Referring to FIG. 16, in some embodiments of the invention, the
sensors may include a sensor 64q to provide an image of the
position of particular moving component of the landing string 22,
such as a ball valve, actuation sleeve, locking system, etc. of the
string 22. In this manner, the sensor 64q may be a video camera
sensor that is linked (via a fiber optic cable 310) to optics 312
and an illumination device 314 that are positioned near the
particular moving component. The sensor 64q communicates images of
the moving component to the processor 62 and telemetry circuitry 61
that, in turn, communicate electrical indications of these images
to the platform 20. Alternatively, the sensor 64q may be, for
example, a magnetic resonance imaging (MRI) sensor that provides
electrical indications of an image produced through an MRI scan of
a selected portion of the string 22. Other variations are
possible.
Referring to FIG. 17, in some embodiments of the invention, the
sensors may include a sensor 64h that is located at the end of the
tubing hanger running tool to provide indication of the proximity
of a landout interface for a particular component. The marine riser
24 is not depicted in FIG. 17 for purposes of clarity. As an
example, the sensor 64h may be an acoustic sensor. As a more
specific example, the sensor 64h may be a sonar antenna to provide
an acoustic image of the tubing hanger landing area in the well
tree 31 so that proximity to the landing out of the tubing hanger
72 on the well head may be ascertained. For this embodiment, active
sonar may be used and the string 22 may include a sonar
transmitter.
Referring to FIG. 18, in some embodiments of the invention, the
sensors may include various sensors to detect the possibility of
hydrate or wax buildup downhole. In this manner, the sensors may
include a sensor 64i that is located in the central passageway of
the production tubing 74 to measure the flow of a particular fluid
as well as other sensors 64j that measure various chemical and
other properties downhole that typically accompany or precede
hydrate or wax buildup. For example, the sensors 64j may include a
temperature sensor, as the temperature is a key factor in the
formation of wax deposits and hydrate formations. As another
example, the sensors 64j may include deposition sensors, sensors
that indicate the buildup of, for example, scale (calcium
carbonates etc), ashphaltenes, etc.
A sensor 64l (FIG. 19) may be located in the well tree 31 for
purposes of monitoring the flow rate of a particular injected
chemical that is introduced into the well at the well tree 31.
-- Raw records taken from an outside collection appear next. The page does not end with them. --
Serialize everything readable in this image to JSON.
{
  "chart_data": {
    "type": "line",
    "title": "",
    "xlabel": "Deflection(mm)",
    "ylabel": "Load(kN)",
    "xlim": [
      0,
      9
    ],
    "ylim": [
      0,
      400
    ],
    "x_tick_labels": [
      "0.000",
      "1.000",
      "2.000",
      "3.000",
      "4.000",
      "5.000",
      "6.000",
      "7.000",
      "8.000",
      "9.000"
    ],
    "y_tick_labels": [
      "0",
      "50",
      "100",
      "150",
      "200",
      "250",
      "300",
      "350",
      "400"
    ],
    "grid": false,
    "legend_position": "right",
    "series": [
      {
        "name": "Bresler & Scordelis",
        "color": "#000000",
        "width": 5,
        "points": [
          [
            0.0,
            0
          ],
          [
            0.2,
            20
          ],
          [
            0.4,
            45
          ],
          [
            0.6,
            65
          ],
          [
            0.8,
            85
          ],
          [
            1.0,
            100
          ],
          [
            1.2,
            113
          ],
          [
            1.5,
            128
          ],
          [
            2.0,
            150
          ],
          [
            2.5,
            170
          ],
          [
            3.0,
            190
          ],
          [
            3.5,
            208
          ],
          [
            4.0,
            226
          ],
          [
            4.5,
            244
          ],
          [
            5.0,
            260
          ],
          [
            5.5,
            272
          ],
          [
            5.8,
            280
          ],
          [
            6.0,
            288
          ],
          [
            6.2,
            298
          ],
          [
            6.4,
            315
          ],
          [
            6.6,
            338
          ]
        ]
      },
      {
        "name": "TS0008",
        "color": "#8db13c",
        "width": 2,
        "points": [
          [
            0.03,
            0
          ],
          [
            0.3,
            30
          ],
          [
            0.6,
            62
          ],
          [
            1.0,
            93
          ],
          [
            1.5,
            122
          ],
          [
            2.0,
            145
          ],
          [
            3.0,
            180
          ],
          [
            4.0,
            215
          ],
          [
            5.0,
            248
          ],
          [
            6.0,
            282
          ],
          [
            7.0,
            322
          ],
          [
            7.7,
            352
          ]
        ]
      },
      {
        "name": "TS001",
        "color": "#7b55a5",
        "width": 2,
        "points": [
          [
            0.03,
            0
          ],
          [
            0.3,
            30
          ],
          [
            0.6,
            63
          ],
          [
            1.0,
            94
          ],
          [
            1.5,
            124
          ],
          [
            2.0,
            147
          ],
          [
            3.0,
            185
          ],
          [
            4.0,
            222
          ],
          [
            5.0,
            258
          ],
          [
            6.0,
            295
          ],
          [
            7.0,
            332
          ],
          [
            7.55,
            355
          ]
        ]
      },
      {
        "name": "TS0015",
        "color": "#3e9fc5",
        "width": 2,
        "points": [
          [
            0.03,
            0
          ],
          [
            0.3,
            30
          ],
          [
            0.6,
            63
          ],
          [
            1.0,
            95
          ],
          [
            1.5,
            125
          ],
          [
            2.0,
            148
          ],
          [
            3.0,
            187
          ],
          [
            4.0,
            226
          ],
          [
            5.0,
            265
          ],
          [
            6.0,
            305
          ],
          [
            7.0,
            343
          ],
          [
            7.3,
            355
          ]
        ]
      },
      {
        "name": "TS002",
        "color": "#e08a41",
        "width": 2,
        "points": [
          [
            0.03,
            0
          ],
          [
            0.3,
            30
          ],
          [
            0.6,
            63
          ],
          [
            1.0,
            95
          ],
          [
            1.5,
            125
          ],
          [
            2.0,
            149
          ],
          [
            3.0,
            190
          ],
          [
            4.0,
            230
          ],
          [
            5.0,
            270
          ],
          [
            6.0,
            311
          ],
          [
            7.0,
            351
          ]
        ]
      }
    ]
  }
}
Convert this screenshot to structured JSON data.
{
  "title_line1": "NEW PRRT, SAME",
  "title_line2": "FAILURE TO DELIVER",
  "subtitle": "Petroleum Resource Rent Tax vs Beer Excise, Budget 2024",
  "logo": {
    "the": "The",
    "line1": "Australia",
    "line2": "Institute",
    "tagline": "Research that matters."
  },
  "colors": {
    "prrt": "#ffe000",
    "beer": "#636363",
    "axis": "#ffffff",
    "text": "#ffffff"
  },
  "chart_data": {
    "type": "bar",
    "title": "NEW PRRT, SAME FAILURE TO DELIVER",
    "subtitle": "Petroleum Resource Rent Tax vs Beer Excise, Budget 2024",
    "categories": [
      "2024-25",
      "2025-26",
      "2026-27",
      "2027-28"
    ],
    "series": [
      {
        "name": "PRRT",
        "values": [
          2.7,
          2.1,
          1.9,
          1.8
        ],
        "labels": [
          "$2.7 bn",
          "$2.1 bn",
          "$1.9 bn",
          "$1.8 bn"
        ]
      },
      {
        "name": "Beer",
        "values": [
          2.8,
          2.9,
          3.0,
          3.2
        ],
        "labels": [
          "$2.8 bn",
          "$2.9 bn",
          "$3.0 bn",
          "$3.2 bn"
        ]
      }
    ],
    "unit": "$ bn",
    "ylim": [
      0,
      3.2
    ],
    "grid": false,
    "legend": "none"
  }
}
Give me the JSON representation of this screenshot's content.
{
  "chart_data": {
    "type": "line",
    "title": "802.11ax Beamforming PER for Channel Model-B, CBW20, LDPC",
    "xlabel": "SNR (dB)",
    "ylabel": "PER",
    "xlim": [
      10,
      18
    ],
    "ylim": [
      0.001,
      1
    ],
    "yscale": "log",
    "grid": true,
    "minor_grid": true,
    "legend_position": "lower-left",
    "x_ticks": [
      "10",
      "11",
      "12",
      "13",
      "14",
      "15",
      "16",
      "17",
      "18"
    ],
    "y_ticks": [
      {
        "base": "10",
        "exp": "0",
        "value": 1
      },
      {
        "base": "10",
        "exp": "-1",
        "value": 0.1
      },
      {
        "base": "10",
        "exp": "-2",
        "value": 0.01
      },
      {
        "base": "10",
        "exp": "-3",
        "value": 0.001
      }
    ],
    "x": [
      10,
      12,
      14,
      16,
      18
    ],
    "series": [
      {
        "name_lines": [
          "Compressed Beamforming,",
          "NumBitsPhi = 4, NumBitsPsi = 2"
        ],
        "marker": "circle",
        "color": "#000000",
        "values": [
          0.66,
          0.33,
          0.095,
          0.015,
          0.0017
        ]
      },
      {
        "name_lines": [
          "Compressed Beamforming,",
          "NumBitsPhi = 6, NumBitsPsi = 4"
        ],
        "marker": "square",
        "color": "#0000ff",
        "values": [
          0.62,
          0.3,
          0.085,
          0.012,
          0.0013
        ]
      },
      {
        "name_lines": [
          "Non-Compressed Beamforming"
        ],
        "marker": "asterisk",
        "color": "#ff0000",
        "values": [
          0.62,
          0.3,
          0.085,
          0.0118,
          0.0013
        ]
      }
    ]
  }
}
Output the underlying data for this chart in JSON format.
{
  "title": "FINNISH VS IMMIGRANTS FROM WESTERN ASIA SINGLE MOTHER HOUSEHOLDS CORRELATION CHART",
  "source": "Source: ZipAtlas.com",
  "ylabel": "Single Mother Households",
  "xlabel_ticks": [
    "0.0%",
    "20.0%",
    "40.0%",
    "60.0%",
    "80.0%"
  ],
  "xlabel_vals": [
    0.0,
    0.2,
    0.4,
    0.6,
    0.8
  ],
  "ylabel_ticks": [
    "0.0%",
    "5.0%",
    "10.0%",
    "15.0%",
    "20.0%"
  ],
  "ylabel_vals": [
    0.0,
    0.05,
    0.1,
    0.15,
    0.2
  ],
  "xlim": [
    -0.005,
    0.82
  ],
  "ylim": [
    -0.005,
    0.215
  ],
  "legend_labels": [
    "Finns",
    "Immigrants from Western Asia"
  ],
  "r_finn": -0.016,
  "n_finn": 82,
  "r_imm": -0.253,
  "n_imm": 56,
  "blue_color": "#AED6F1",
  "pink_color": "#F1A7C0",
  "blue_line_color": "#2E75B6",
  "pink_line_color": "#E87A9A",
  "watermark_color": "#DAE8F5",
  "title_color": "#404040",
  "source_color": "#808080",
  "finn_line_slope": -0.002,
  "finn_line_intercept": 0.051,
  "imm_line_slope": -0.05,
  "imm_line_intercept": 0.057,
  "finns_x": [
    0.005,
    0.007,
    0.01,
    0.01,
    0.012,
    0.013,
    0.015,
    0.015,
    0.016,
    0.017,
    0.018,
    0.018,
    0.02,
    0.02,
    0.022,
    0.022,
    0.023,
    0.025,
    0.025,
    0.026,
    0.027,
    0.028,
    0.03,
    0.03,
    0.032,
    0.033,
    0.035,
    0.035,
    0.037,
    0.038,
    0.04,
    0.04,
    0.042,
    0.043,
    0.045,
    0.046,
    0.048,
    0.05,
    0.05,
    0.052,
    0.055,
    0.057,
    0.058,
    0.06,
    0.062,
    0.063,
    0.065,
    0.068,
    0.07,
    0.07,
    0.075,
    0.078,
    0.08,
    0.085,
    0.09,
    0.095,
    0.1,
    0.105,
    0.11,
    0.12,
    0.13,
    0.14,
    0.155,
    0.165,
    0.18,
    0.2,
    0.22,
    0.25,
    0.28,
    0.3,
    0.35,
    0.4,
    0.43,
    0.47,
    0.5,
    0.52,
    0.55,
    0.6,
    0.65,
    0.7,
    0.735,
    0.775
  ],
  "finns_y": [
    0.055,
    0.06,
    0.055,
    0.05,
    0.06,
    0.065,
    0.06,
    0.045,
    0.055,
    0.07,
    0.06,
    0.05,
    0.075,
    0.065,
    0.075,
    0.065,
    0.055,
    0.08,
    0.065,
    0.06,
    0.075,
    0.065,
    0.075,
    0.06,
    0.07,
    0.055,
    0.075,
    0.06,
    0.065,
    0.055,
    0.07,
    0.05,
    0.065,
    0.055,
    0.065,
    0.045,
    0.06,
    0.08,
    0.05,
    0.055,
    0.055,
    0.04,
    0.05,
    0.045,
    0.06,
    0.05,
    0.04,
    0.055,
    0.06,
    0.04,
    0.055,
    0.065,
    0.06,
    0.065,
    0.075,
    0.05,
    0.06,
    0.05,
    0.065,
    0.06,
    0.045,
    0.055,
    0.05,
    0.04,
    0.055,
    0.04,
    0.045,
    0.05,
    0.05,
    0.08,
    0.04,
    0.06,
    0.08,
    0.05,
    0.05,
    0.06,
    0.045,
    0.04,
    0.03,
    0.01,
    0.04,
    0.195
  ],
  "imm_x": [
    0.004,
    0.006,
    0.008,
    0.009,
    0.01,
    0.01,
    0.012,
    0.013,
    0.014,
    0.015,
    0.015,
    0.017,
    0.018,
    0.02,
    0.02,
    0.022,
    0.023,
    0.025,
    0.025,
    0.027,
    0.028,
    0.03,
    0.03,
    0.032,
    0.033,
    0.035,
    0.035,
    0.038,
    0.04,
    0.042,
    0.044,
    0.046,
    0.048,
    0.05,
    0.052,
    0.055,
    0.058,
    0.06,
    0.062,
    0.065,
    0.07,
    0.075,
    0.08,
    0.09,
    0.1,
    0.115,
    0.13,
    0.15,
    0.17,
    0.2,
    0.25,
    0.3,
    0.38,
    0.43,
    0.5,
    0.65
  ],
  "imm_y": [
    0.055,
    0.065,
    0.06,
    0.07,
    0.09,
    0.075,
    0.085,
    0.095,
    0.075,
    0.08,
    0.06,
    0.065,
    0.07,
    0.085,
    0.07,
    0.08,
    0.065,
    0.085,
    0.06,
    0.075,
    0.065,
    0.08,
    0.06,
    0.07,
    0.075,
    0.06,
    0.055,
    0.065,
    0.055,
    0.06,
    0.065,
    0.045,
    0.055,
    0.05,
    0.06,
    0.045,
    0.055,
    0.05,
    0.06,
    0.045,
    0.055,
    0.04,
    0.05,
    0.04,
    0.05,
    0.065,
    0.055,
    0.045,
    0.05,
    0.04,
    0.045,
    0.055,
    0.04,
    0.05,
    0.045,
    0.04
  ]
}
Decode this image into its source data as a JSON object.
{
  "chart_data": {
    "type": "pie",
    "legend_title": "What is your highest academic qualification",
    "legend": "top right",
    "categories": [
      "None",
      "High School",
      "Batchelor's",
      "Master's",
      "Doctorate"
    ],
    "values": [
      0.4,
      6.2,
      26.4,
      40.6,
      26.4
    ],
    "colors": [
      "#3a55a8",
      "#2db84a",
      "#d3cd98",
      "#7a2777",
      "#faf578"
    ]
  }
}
Other variations are possible.
While the present invention has been described with respect to a
limited number of embodiments, those skilled in the art, having the
benefit of this disclosure, will appreciate numerous modifications
and variations therefrom. It is intended that the appended claims
cover all such modifications and variations as fall within the true
spirit and scope of this present invention.